Read more: Free from L.A., Eric Garcetti is reinventing himself in India
During a Tuesday morning panel with several business leaders focused on investment in India, Garcetti described the country as "a place where the dynamism of the economy, the youth and the optimism of the population, and the raw opportunities and energy is almost unmatched in the world."
He described himself as a "bridge between the two largest democracies in the world" and said part of his mission as ambassador was to help Americans get to know India as well as Indians know America, "because India and Indians know America and Americans so much better because of decades of immigration, contributions [and] engagement."

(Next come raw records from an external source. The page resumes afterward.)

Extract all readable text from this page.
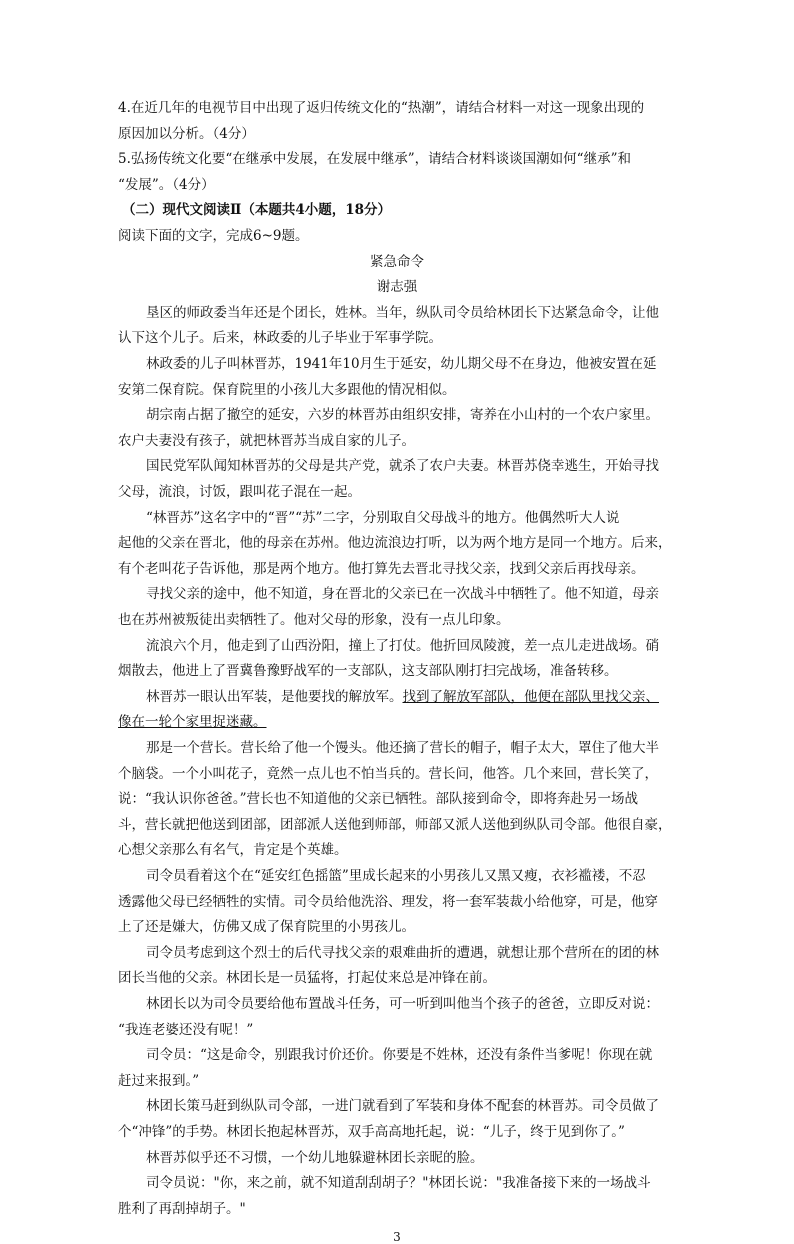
4.在近几年的电视节目中出现了返归传统文化的“热潮”，请结合材料一对这一现象出现的
原因加以分析。（4分）
5.弘扬传统文化要“在继承中发展，在发展中继承”，请结合材料谈谈国潮如何“继承”和
“发展”。（4分）
（二）现代文阅读Ⅱ（本题共4小题，18分）
阅读下面的文字，完成6~9题。
紧急命令
谢志强
垦区的师政委当年还是个团长，姓林。当年，纵队司令员给林团长下达紧急命令，让他
认下这个儿子。后来，林政委的儿子毕业于军事学院。
林政委的儿子叫林晋苏，1941年10月生于延安，幼儿期父母不在身边，他被安置在延
安第二保育院。保育院里的小孩儿大多跟他的情况相似。
胡宗南占据了撤空的延安，六岁的林晋苏由组织安排，寄养在小山村的一个农户家里。
农户夫妻没有孩子，就把林晋苏当成自家的儿子。
国民党军队闻知林晋苏的父母是共产党，就杀了农户夫妻。林晋苏侥幸逃生，开始寻找
父母，流浪，讨饭，跟叫花子混在一起。
“林晋苏”这名字中的“晋”“苏”二字，分别取自父母战斗的地方。他偶然听大人说
起他的父亲在晋北，他的母亲在苏州。他边流浪边打听，以为两个地方是同一个地方。后来，
有个老叫花子告诉他，那是两个地方。他打算先去晋北寻找父亲，找到父亲后再找母亲。
寻找父亲的途中，他不知道，身在晋北的父亲已在一次战斗中牺牲了。他不知道，母亲
也在苏州被叛徒出卖牺牲了。他对父母的形象，没有一点儿印象。
流浪六个月，他走到了山西汾阳，撞上了打仗。他折回凤陵渡，差一点儿走进战场。硝
烟散去，他进上了晋冀鲁豫野战军的一支部队，这支部队刚打扫完战场，准备转移。
林晋苏一眼认出军装，是他要找的解放军。找到了解放军部队，他便在部队里找父亲、
像在一轮个家里捉迷藏。
那是一个营长。营长给了他一个馒头。他还摘了营长的帽子，帽子太大，罩住了他大半
个脑袋。一个小叫花子，竟然一点儿也不怕当兵的。营长问，他答。几个来回，营长笑了，
说：“我认识你爸爸。”营长也不知道他的父亲已牺牲。部队接到命令，即将奔赴另一场战
斗，营长就把他送到团部，团部派人送他到师部，师部又派人送他到纵队司令部。他很自豪，
心想父亲那么有名气，肯定是个英雄。
司令员看着这个在“延安红色摇篮”里成长起来的小男孩儿又黑又瘦，衣衫褴褛，不忍
透露他父母已经牺牲的实情。司令员给他洗浴、理发，将一套军装裁小给他穿，可是，他穿
上了还是嫌大，仿佛又成了保育院里的小男孩儿。
司令员考虑到这个烈士的后代寻找父亲的艰难曲折的遭遇，就想让那个营所在的团的林
团长当他的父亲。林团长是一员猛将，打起仗来总是冲锋在前。
林团长以为司令员要给他布置战斗任务，可一听到叫他当个孩子的爸爸，立即反对说：
“我连老婆还没有呢！”
司令员：“这是命令，别跟我讨价还价。你要是不姓林，还没有条件当爹呢！你现在就
赶过来报到。”
林团长策马赶到纵队司令部，一进门就看到了军装和身体不配套的林晋苏。司令员做了
个“冲锋”的手势。林团长抱起林晋苏，双手高高地托起，说：“儿子，终于见到你了。”
林晋苏似乎还不习惯，一个幼儿地躲避林团长亲昵的脸。
司令员说："你，来之前，就不知道刮刮胡子？"林团长说："我准备接下来的一场战斗
3
胜利了再刮掉胡子。"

The former mayor, who was a powerful booster for Los Angeles while in City Hall, at one point lapsed into a familiar riff about where to go to see the future, except this time, India — and not Los Angeles — was the destination in question.
His second panel on Tuesday, titled "The U.S.-India Relationship: Possibilities and Perspectives from Investors and Indian Business Leaders," was closed to the public. He appeared on a third panel Tuesday afternoon about the future of statecraft and diplomacy alongside ambassadors to the U.S. from Panama and Australia and a State Department official.
During the panel, Garcetti spoke about how he had studied international relations and always thought he would go into human rights, international development or diplomacy work, surprising people when he first ran for Los Angeles City Council in 2001.
While in Los Angeles Garcetti visited his parents, former L.A. Dist. Atty. Gil Garcetti and Sukey Garcetti, his sister and brother-in-law and his former foster kids, he said. His wife, Amy Wakeland, and young daughter remained in India because of her school schedule, he said.
The stop in the Los Angeles was part of a five-city trip that included a military event in Honolulu and a talk Monday at Stanford's Hoover Institution. Garcetti also met with Indian American tech leaders in Silicon Valley and Indian students at Stanford. He will also attend a series of White House and State Department meetings in Washington, where he will give a Council on Foreign Relations keynote address, followed by a stop in New York before departing for India on Saturday.
Garcetti said that he and Mayor Karen Bass "talk all the time." He spoke to The Times while driving his mother's Subaru down Wilshire Boulevard toward Getty House, the mayoral residence, to visit with his successor.
"It's funny, I'm driving myself to the house I used to live to meet the mayor," Garcetti said with a hearty laugh. He marveled at the progress on the D Line subway extension along Wilshire, on which he had broken ground as mayor.
His new job is "extraordinary," he said, though he does miss taco trucks and bagels, both of which are hard to come by in India.